The Dh, PDI, zeta potential, and EE% were determined for the liposomes obtained without and with applying the transmembrane pH gradient. In the latter case, these characteristics were determined for fresh, lyophilized, and nebulized liposomes.

The density (ρ) and kinematic viscosity (η) of the liposome suspensions at 25 °C were measured before and after adding the lyoprotective agent. A capillary viscometer was used, and η (mm²/s) was estimated by measuring the time (second) it took for the sample to flow through the capillary under the influence of gravity. The instrument was calibrated with Milli-Q water (ρ = 1 g/mL; η = 1 mm²/s) and the viscometer constant (K, mm²/s²) was estimated. Then, the viscosity of liposome suspensions was calculated as follows:

η = K × t,

where t is the time it took for the liposome suspension to flow from the lower to upper mark.

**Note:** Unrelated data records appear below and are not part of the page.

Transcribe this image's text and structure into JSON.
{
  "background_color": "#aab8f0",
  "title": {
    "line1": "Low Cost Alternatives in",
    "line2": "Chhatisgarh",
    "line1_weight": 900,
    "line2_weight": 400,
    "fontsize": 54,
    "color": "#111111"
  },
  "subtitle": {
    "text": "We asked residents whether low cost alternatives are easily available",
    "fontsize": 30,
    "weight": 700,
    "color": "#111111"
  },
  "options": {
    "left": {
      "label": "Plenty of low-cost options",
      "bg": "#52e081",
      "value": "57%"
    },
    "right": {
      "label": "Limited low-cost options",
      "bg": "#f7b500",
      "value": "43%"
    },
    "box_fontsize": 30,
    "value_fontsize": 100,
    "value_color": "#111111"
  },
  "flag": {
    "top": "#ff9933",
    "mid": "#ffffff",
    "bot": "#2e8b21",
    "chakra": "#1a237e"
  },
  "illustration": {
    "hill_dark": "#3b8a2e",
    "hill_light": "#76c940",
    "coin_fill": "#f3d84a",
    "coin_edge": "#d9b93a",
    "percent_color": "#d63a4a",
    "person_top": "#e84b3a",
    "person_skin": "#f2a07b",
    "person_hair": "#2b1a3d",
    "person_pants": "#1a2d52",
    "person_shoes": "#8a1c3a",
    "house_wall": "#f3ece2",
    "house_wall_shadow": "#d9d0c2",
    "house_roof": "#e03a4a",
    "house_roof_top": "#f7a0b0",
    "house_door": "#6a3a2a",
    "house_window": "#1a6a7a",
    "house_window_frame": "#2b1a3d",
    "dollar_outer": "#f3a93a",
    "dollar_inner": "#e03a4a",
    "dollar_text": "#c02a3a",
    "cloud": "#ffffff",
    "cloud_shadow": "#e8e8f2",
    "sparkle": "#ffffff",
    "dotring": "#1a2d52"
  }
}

The following scheme summarizes the above-described methodology (Figure 2).

2.6. Statistical Analysis

Data were presented as the mean and standard deviation (m ± sd). The difference between groups was regarded to be statistically significant when the p value was lower than 0.05, using Student’s t-tests or analysis of variance (ANOVA) to compare two or more groups, respectively.

3. Results

As reported in previous studies [39,41,42], the direct sonication of the components produced drug-loaded liposomes without the use of organic solvents, which results in an environmentally friendly approach. The characteristics of the SC-loaded liposomes obtained in this study are summarized in

Table 1. Characteristics of the liposomes prepared using Milli-Q water (pH = 6.7), citrate buffer (pH = 3.2), or the transmembrane gradient (pH gradient). Abbreviations: Vit E TPGS: d-α-tocopheryl polyethylene glycol 1000 succinate; EE: entrapment efficiency; Dh: hydrodynamic diameter; PDI: polydispersity index; DL: drug loading.

Influence of the Transmembrane pH Gradient on the Characteristics of the Liposomes
Liposomes		Dh (nm)	PDI	Zeta Potential (mV)	EE (%)	DL (mg/g lipid)
Without Vit E TPGS	pH = 6.7	-	-	-	<18%	<11
	pH = 3.2	304.3	0.413	−2.10	49.47 ± 9.78	29.71 ± 5.87
	pH gradient	209.7	0.537	−20.90	89.77 ± 7.64	53.92 ± 4.59
With Vit E TPGS	pH = 6.7	-	-	-	<15%	<9
	pH = 3.2	303.2	0.452	−2.05	22.67 ± 11.32	13.62 ± 11.00
	pH gradient	219.8	0.534	−21.30	80.30 ± 11.03	48.23 ± 6.62

.

EE% values under 18% were obtained when Milli-Q water was used as the hydration medium, and this value was moderately increased when citrate buffer (pH = 3.2) was used instead. However, the most relevant increase in the EE% was observed after applying the transmembrane pH gradient, irrespective of whether the liposomes contained Vit E TPGS or not (EE = 89.77 ± 7.64% and 80.30 ± 11.03%, respectively). The difference between these two values was not statistically significant (p = 0.1495). However, when these values were compared to those obtained prior to the application of the pH gradient, the differences were statistically significant for both types of liposomes (p = 0.0039).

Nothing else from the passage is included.